Todas son leyendas con discursos muy precisos, para que los recuerdos de los inicios de la animación sean dorados, sin mácula.

Cuenta la historia yanqui que la primera porra formal se pronunció el 12 —¿o 2?— de noviembre de 1898, en apoyo al equipo de futbol americano de la Universidad de Minnesota; la cantaban sólo hombres y decía: «Rah, Rah, Rah Ski-U-Mah Hoo-Rah Hoo-Rah Varsity Varsity Minn-e-so-tah». Gracias a estos gritos entusiastas y organizados, el equipo ganó el partido, recobrándose de una racha de derrotas. La porra fue mágica.
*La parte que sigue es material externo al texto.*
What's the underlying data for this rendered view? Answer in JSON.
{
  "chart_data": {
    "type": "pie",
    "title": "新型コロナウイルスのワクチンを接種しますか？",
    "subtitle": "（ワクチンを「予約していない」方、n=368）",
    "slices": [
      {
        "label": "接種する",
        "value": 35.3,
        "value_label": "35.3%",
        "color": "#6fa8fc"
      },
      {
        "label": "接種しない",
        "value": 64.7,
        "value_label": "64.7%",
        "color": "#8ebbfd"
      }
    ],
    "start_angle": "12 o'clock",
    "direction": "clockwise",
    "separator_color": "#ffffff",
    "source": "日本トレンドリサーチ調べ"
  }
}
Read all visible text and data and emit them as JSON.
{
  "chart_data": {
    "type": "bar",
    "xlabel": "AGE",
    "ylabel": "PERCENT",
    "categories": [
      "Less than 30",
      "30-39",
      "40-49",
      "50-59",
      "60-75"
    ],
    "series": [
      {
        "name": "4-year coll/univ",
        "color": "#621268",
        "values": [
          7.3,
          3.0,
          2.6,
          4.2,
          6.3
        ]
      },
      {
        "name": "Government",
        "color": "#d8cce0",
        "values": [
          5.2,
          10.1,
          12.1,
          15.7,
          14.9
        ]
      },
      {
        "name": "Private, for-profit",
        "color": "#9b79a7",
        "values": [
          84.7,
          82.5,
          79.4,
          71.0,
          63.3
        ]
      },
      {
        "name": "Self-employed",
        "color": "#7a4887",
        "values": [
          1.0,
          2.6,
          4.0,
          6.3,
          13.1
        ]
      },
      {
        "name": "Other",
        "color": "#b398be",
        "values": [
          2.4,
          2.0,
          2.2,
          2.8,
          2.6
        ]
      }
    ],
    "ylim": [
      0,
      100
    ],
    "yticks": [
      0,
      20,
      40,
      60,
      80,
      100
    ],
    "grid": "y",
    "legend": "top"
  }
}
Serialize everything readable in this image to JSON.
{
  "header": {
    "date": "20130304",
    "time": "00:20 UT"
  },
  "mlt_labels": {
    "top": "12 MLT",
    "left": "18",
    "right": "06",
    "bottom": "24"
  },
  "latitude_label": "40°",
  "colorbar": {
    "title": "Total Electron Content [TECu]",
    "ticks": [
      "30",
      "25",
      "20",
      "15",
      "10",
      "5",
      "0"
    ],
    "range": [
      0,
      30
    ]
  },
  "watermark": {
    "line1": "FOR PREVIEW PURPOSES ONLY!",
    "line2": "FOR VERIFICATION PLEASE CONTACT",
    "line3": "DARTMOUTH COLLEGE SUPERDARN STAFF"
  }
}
Fue hasta la década de 1920 cuando se empezaron a conformar los equipos de cheerleaders mujeres que hacían malabares y pirámides, siendo precursoras de lo que actualmente es un deporte y un show obligado en todos los juegos de americano.

Para fans y toda la hinchada

Las primeras porras en México se crearon siguiendo el ejemplo de las escuelas estadounidenses durante los años 20 y 30 del siglo pasado, con la intención de animar a los equipos de futbol americano de las dos escuelas públicas más importantes del país: los Burros blancos del Politécnico y los Pumas de la unam.

Blanco y guinda

La historia oficial que relata el portal del Instituto Politécnico nacional se cimenta en la anécdota de su creador, Víctor Chambón Burgoa. Este ingenioso integrante del primer equipo de futbol americano del Poli recuerda que en 1937 los Burros blancos jugarían por vez primera un partido internacional, en contra de un equipo estadounidense. Necesitaban algo que de verdad los ayudara a ganar, así que varios estudiantes se reunieron con el propósito de crear la porra histórica, ésa que con el tiempo se volvería símbolo del Poli y se adaptaría a un pegajoso mambo.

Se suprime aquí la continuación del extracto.